Every year, my mom and I are on a mission to have me make tons of homemade jams and treats to give out for the holidays. She’s the financial backer while I do all the hard labor in the kitchen–I don’t mind.
Really, I don’t. Don’t look at me like that!
In the last conversation I had with her a few days ago, I told her I was switching gears from all the late summer fruits to autumn flavors such as Brandied Apple Butter. She asked, why not make a cranberry relish? And wouldn’t you know, I thought that was brilliant. I have a deep love of cranberries that goes all the way down to the shameful admission that I wouldn’t even turn down the canned jellied cranberry sauce. However, it seems that here at El Rancho Destructo, I am the only one who feels this way, so I usually make my cranberry sauce the way I like it: Jezebel Sauce (cranberries with horseradish and dijon stirred in). I decided I should make a batch of something cranberry, so with a few bags in hand, I pulled out things that I knew would be delicious and came up with something that even Choo thinks it could turn him to the Dark Side of these tart little berries.

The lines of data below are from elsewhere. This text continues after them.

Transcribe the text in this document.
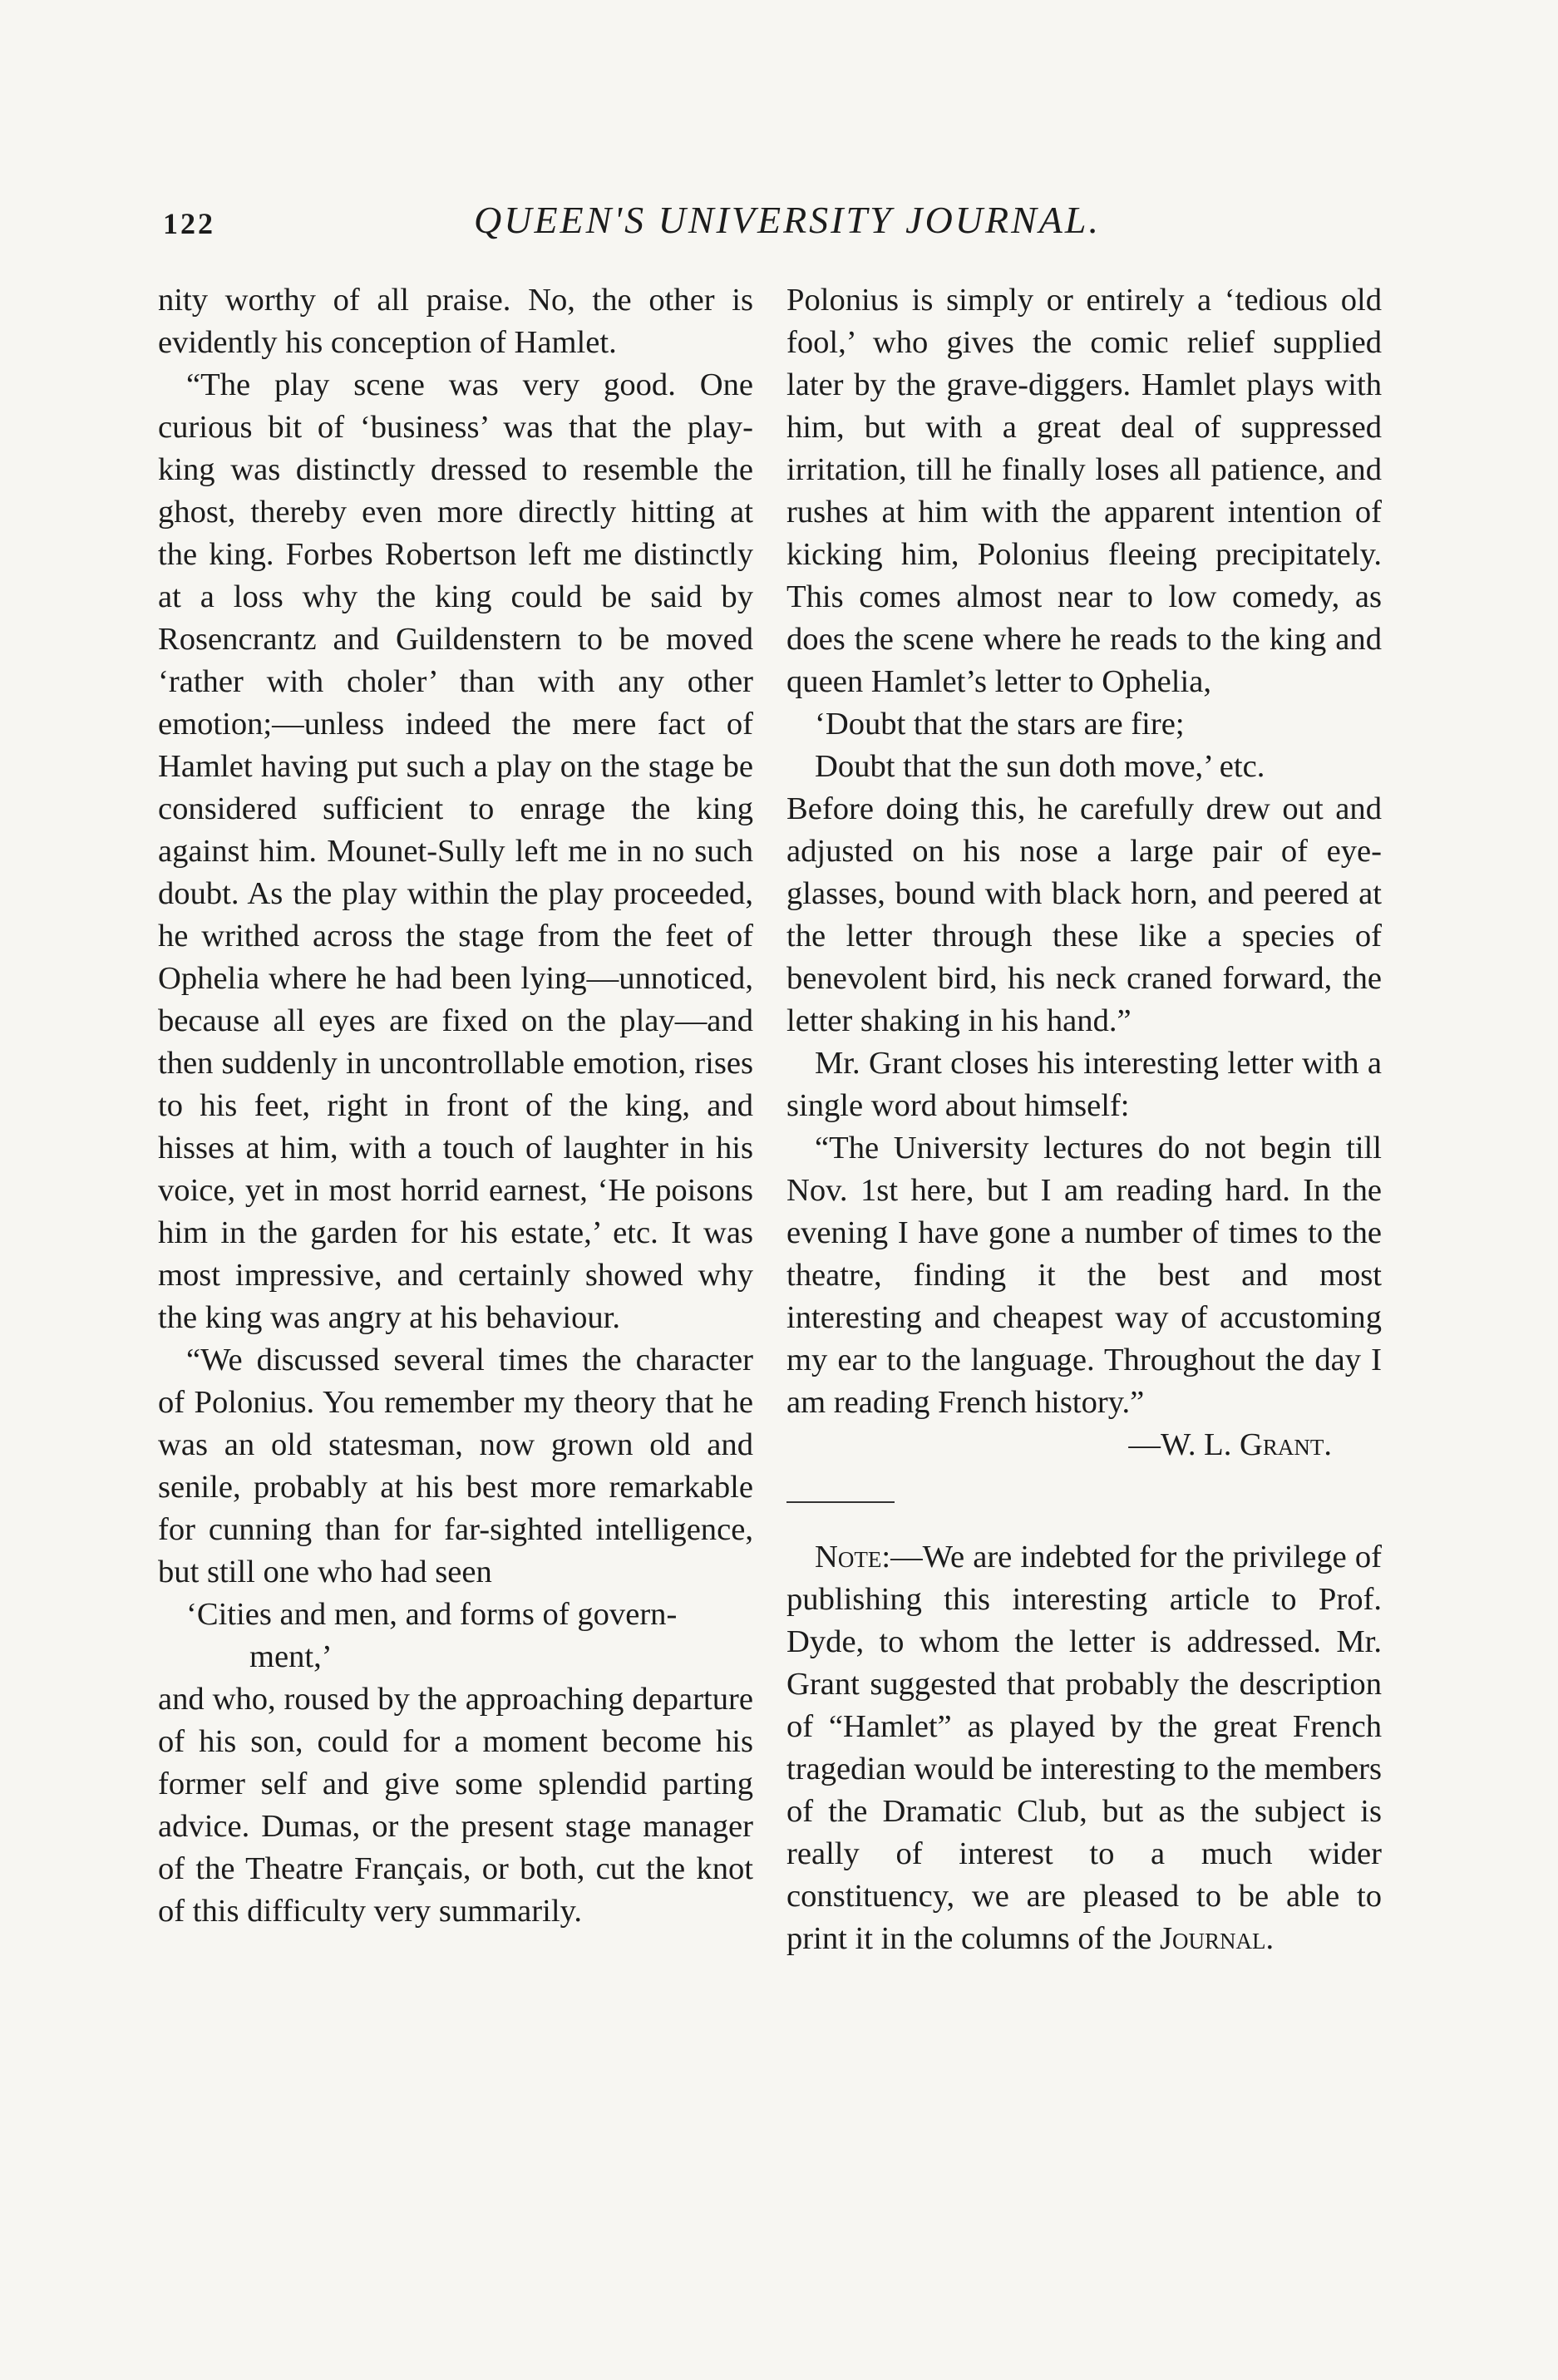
122	QUEEN'S UNIVERSITY JOURNAL.

nity worthy of all praise. No, the other is evidently his conception of Hamlet.

“The play scene was very good. One curious bit of ‘business’ was that the play-king was distinctly dressed to resemble the ghost, thereby even more directly hitting at the king. Forbes Robertson left me distinctly at a loss why the king could be said by Rosencrantz and Guildenstern to be moved ‘rather with choler’ than with any other emotion;—unless indeed the mere fact of Hamlet having put such a play on the stage be considered sufficient to enrage the king against him. Mounet-Sully left me in no such doubt. As the play within the play proceeded, he writhed across the stage from the feet of Ophelia where he had been lying—unnoticed, because all eyes are fixed on the play—and then suddenly in uncontrollable emotion, rises to his feet, right in front of the king, and hisses at him, with a touch of laughter in his voice, yet in most horrid earnest, ‘He poisons him in the garden for his estate,’ etc. It was most impressive, and certainly showed why the king was angry at his behaviour.

“We discussed several times the character of Polonius. You remember my theory that he was an old statesman, now grown old and senile, probably at his best more remarkable for cunning than for far-sighted intelligence, but still one who had seen

‘Cities and men, and forms of govern-

ment,’

and who, roused by the approaching departure of his son, could for a moment become his former self and give some splendid parting advice. Dumas, or the present stage manager of the Theatre Français, or both, cut the knot of this difficulty very summarily.

Polonius is simply or entirely a ‘tedious old fool,’ who gives the comic relief supplied later by the grave-diggers. Hamlet plays with him, but with a great deal of suppressed irritation, till he finally loses all patience, and rushes at him with the apparent intention of kicking him, Polonius fleeing precipitately. This comes almost near to low comedy, as does the scene where he reads to the king and queen Hamlet’s letter to Ophelia,

‘Doubt that the stars are fire;

Doubt that the sun doth move,’ etc.

Before doing this, he carefully drew out and adjusted on his nose a large pair of eye-glasses, bound with black horn, and peered at the letter through these like a species of benevolent bird, his neck craned forward, the letter shaking in his hand.”

Mr. Grant closes his interesting letter with a single word about himself:

“The University lectures do not begin till Nov. 1st here, but I am reading hard. In the evening I have gone a number of times to the theatre, finding it the best and most interesting and cheapest way of accustoming my ear to the language. Throughout the day I am reading French history.”

—W. L. Grant.

Note:—We are indebted for the privilege of publishing this interesting article to Prof. Dyde, to whom the letter is addressed. Mr. Grant suggested that probably the description of “Hamlet” as played by the great French tragedian would be interesting to the members of the Dramatic Club, but as the subject is really of interest to a much wider constituency, we are pleased to be able to print it in the columns of the Journal.
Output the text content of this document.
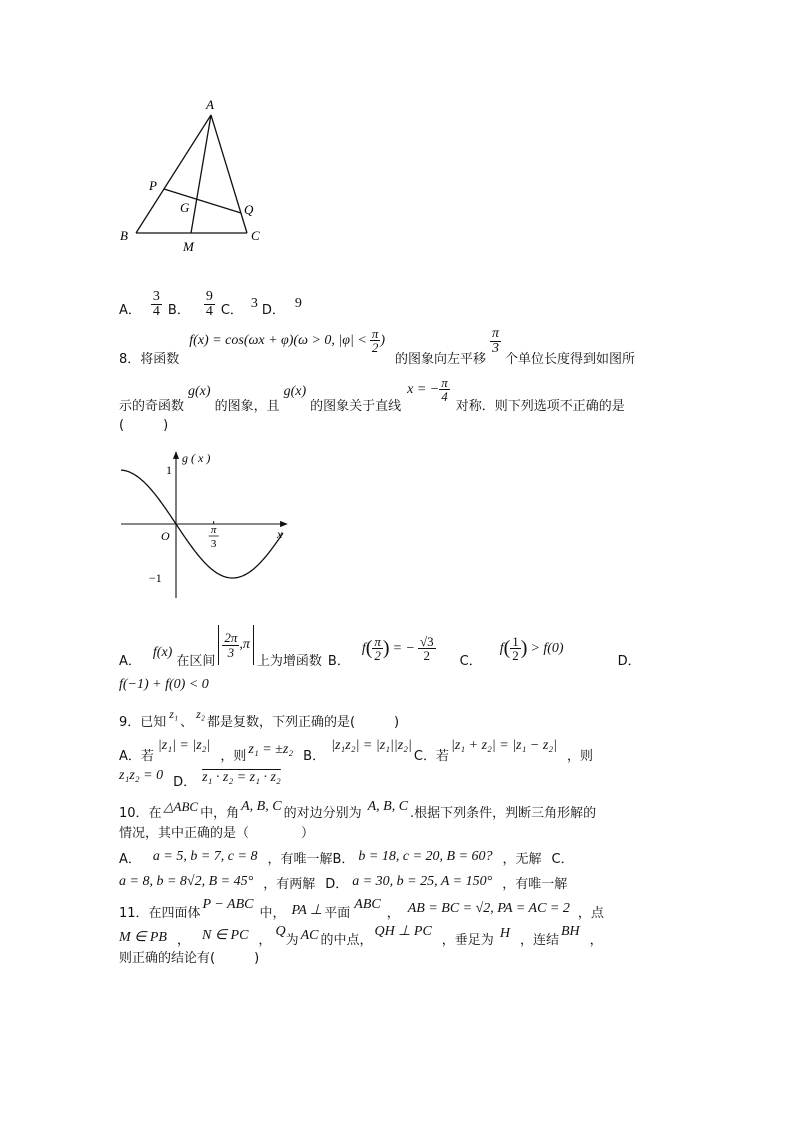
A
B	C
P
Q
G
M
A． $\frac{3}{4}$ B． $\frac{9}{4}$ C． 3 D． 9
8．将函数
f(x) = cos(ωx + φ)(ω > 0, $|\varphi| < \frac{\pi}{2}$ )
的图象向左平移
$\frac{\pi}{3}$
个单位长度得到如图所
示的奇函数
g(x)
的图象，且
g(x)
的图象关于直线
x = − $\frac{\pi}{4}$
对称．则下列选项不正确的是
(　　　)
g ( x )
1
−1
O	x
π
3
A．
f(x)
在区间
$\frac{2\pi}{3} ,\pi$
上为增函数 B．
f ( $\frac{\pi}{2}$ ) = − $\frac{√3}{2}$ C．
f ( $\frac{1}{2}$ ) > f(0)
D．
f(−1) + f(0) < 0
9．已知
z₁
、
z₂
都是复数，下列正确的是(　　　)
A．若
|z₁| = |z₂|
，则 z₁ = ±z₂ B．
|z₁z₂| = |z₁||z₂|
C．若
|z₁ + z₂| = |z₁ − z₂|
，则
z₁z₂ = 0 D． z₁ · z₂ = z₁ · z₂
10．在 △ABC 中，角 A, B, C 的对边分别为 A, B, C .根据下列条件，判断三角形解的
情况，其中正确的是（　　　　）
A． a = 5, b = 7, c = 8 ，有唯一解 B． b = 18, c = 20, B = 60? ，无解 C．
a = 8, b = 8√2, B = 45° ，有两解 D． a = 30, b = 25, A = 150° ，有唯一解
11．在四面体
P − ABC
中， PA ⊥ 平面
ABC
， AB = BC = √2, PA = AC = 2 ，点
M ∈ PB ， N ∈ PC ，
Q
为 AC 的中点，
QH ⊥ PC
，垂足为 H ，连结
BH
，
则正确的结论有(　　　)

Granny Smith apples, oranges, red wine and dried cranberries knock this sauce out of the park–and I really think the dried cranberries are what make this special, by bringing up the intensity of the cranberry flavor with very little of the tartness associated with the fresh ones.
I can’t tell you how easy this one is, too–throw everything into the pot, simmer it for a while, and DONE. How easy is that?
Cranberry & Apple Relish
- 1/2 cup fresh orange juice
- 1/2 cup red wine
- 3/4 cup sugar
- 1- 12 ounce bag fresh cranberries
- 1/2 cup dried cranberries
- 1 teaspoon fresh orange zest, finely grated
- 2 tart apples such as Granny Smith or Pippin, peeled, cored & chopped
- Add all ingredients into a large saucepan and on medium heat, bring to a simmer, stirring occasionally.
- Simmer until fresh cranberries have burst and apples are tender, but have not lost their shape.
- Pour into bowl, cover and chill.
*Note: if canning this sauce, add 1 tablespoon lemon juice.